Un’autonomia contro la Costituzione - di Vasco Cajarelli

L’autonomia differenziata è una minaccia particolarmente insidiosa contro la Costituzione perché viene contrabbandata come un’attuazione della Costituzione.

La grave modifica fu introdotta improvvidamente nel 2001 dal centro-sinistra nella riforma del titolo V, parte seconda, della Costituzione, come una sorta di contentino al federalismo sbandierato dalla Lega Nord, nella illusione che avrebbe evitato il riproporsi di minacce all’unità nazionale.

In realtà, i leghisti sostenitori dell’autonomia differenziata sono rei confessi nella loro intenzione di stravolgere la Costituzione quando fanno derivare dall’autonomia differenziata l’instaurazione di uno Stato federale. Quindi prefigurano il cambiamento della forma di Stato mediante una legge ordinaria (la legge Calderoli) e le leggi adottate a maggioranza assoluta che recepiranno le intese tra lo Stato e le singole Regioni, senza che sia approvata una legge costituzionale con il procedimento stabilito dall’art. 138 (doppia votazione delle Camere, di cui la seconda almeno a maggioranza assoluta, e, qualora la maggioranza sia inferiore ai due terzi dei componenti, possibilità di chiedere il referendum da parte di un quinto dei membri di una Camera, cinquecentomila elettori o cinque Consigli regionali).

Va poi considerato che una disposizione costituzionale deve fare corpo con l’insieme delle norme costituzionali e non può pregiudicare i principi supremi della Costituzione e l’assetto complessivo dei rapporti Stato-Regioni. Questo è proprio quello che fanno la legge di bilancio per il 2023 e la legge Calderoli di attuazione dell’autonomia differenziata approvata il 2 febbraio scorso dal Consiglio dei ministri.

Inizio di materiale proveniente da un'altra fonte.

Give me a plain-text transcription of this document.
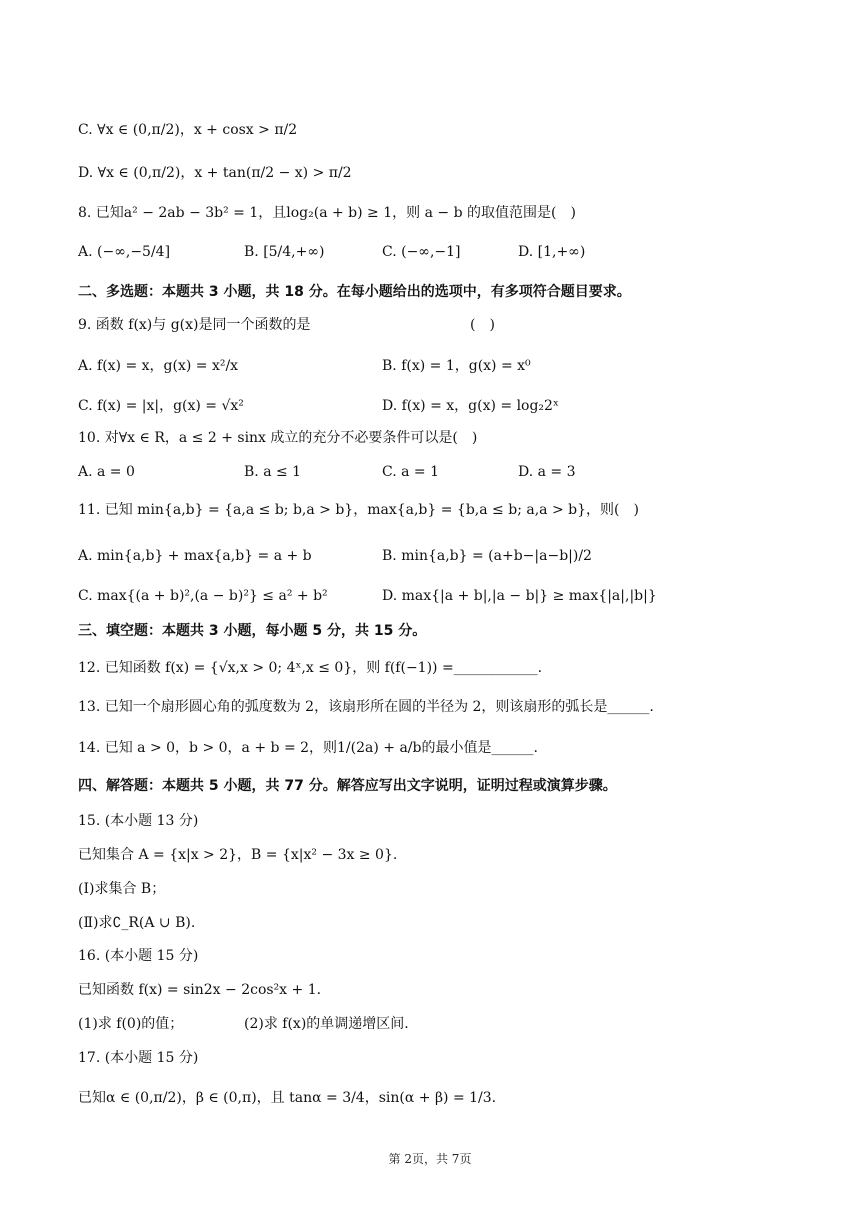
C. ∀x ∈ (0,π/2)，x + cosx > π/2
D. ∀x ∈ (0,π/2)，x + tan(π/2 − x) > π/2
8. 已知a² − 2ab − 3b² = 1，且log₂(a + b) ≥ 1，则 a − b 的取值范围是(　)
A. (−∞,−5/4]	B. [5/4,+∞)	C. (−∞,−1]	D. [1,+∞)
二、多选题：本题共 3 小题，共 18 分。在每小题给出的选项中，有多项符合题目要求。
9. 函数 f(x)与 g(x)是同一个函数的是	(　)
A. f(x) = x，g(x) = x²/x	B. f(x) = 1，g(x) = x⁰
C. f(x) = |x|，g(x) = √x²	D. f(x) = x，g(x) = log₂2ˣ
10. 对∀x ∈ R，a ≤ 2 + sinx 成立的充分不必要条件可以是(　)
A. a = 0	B. a ≤ 1	C. a = 1	D. a = 3
11. 已知 min{a,b} = {a,a ≤ b; b,a > b}，max{a,b} = {b,a ≤ b; a,a > b}，则(　)
A. min{a,b} + max{a,b} = a + b	B. min{a,b} = (a+b−|a−b|)/2
C. max{(a + b)²,(a − b)²} ≤ a² + b²	D. max{|a + b|,|a − b|} ≥ max{|a|,|b|}
三、填空题：本题共 3 小题，每小题 5 分，共 15 分。
12. 已知函数 f(x) = {√x,x > 0; 4ˣ,x ≤ 0}，则 f(f(−1)) =____________.
13. 已知一个扇形圆心角的弧度数为 2，该扇形所在圆的半径为 2，则该扇形的弧长是______.
14. 已知 a > 0，b > 0，a + b = 2，则1/(2a) + a/b的最小值是______.
四、解答题：本题共 5 小题，共 77 分。解答应写出文字说明，证明过程或演算步骤。
15. (本小题 13 分)
已知集合 A = {x|x > 2}，B = {x|x² − 3x ≥ 0}.
(Ⅰ)求集合 B；
(Ⅱ)求∁_R(A ∪ B).
16. (本小题 15 分)
已知函数 f(x) = sin2x − 2cos²x + 1.
(1)求 f(0)的值；	(2)求 f(x)的单调递增区间.
17. (本小题 15 分)
已知α ∈ (0,π/2)，β ∈ (0,π)，且 tanα = 3/4，sin(α + β) = 1/3.
第 2页，共 7页
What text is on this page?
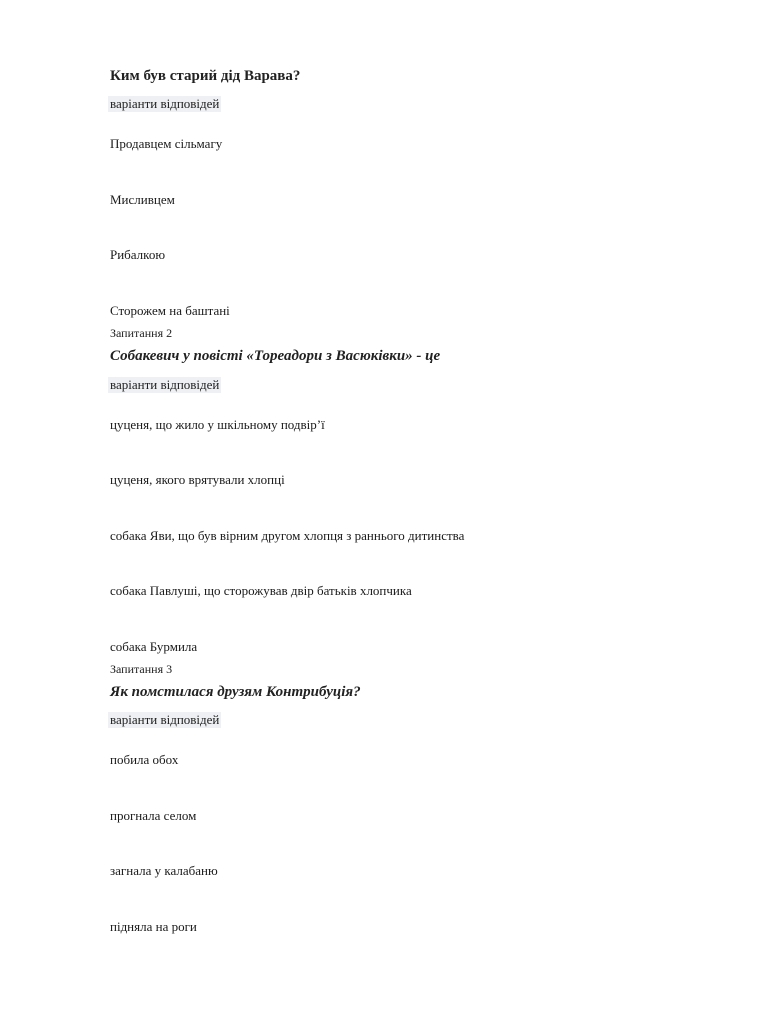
Ким був старий дід Варава?
варіанти відповідей
Продавцем сільмагу
Мисливцем
Рибалкою
Сторожем на баштані
Запитання 2
Собакевич у повісті «Тореадори з Васюківки» - це
варіанти відповідей
цуценя, що жило у шкільному подвір’ї
цуценя, якого врятували хлопці
собака Яви, що був вірним другом хлопця з раннього дитинства
собака Павлуші, що сторожував двір батьків хлопчика
собака Бурмила
Запитання 3
Як помстилася друзям Контрибуція?
варіанти відповідей
побила обох
прогнала селом
загнала у калабаню
підняла на роги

Il primo principio fondamentale ad essere violato è l’unità e l’indivisibilità della Repubblica, che sarebbe pregiudicato dalla numerosità delle materie tutte trasferibili alle Regioni (23 nella intesa relativa al Veneto, 20 per la Lombardia e “solo” 16 per l’Emilia-Romagna) e dalla loro importanza. Infatti, alcune riguardano i diritti fondamentali, come la salute, l’istruzione, i beni ambientali e culturali, la tutela e la sicurezza del lavoro), altre le infrastrutture di interesse nazionale, come porti e aeroporti civili, grandi reti di trasporto e navigazione e - sembra incredibile in tempi di crisi energetica in Italia e in Europa - produzione, trasporto e distribuzione nazionale dell’energia.

In pratica l’Italia si trasformerebbe in un Arlecchino diviso in repubblichette titolari di competenze disparate e enormemente differenziate tra di loro. Ciò porterebbe di fatto a una forma di secessione e alla disunione del Paese, progetto che la Lega non ha mai abbandonato, come dimostra il fatto che il referendum consultivo nel 2017 del Veneto (seguito lo stesso anno dalla Lombardia) sulla richiesta di autonomia differenziata si tenne in base alla prima di due leggi approvate nel 2014, che chiedevano ai cittadini di pronunciarsi anche su altri quesiti: se mantenere alla Regione almeno l’80% dei tributi pagati dai veneti, se trasformarla in Regione a statuto speciale, e infine se farla diventare una “Repubblica indipendente e sovrana”.

 

Un principio a essere violato è quello stabilito dall’articolo 2 della Costituzione che impone l’adempimento dei doveri inderogabili di solidarietà politica, economica e sociale. L’art. 5, comma 2, della legge Calderoli stabilisce che il finanziamento delle funzioni attribuite alle Regioni avvenga tramite “compartecipazioni al gettito di uno o più tributi erariali maturato nel territorio regionale”. Quindi le Regioni più ricche otterranno finanziamenti ulteriori e più cospicui, esattamente al contrario di quanto stabilisce l’istituzione di un fondo perequativo “per i territori con minore capacità fiscale per abitante” e del comma 5, per cui lo Stato “destina risorse aggiuntive ed effettua interventi speciali” a favore di enti locali e Regioni al fine di promuoverne lo sviluppo economico, la coesione sociale e l’effettivo esercizio dei diritti della persona.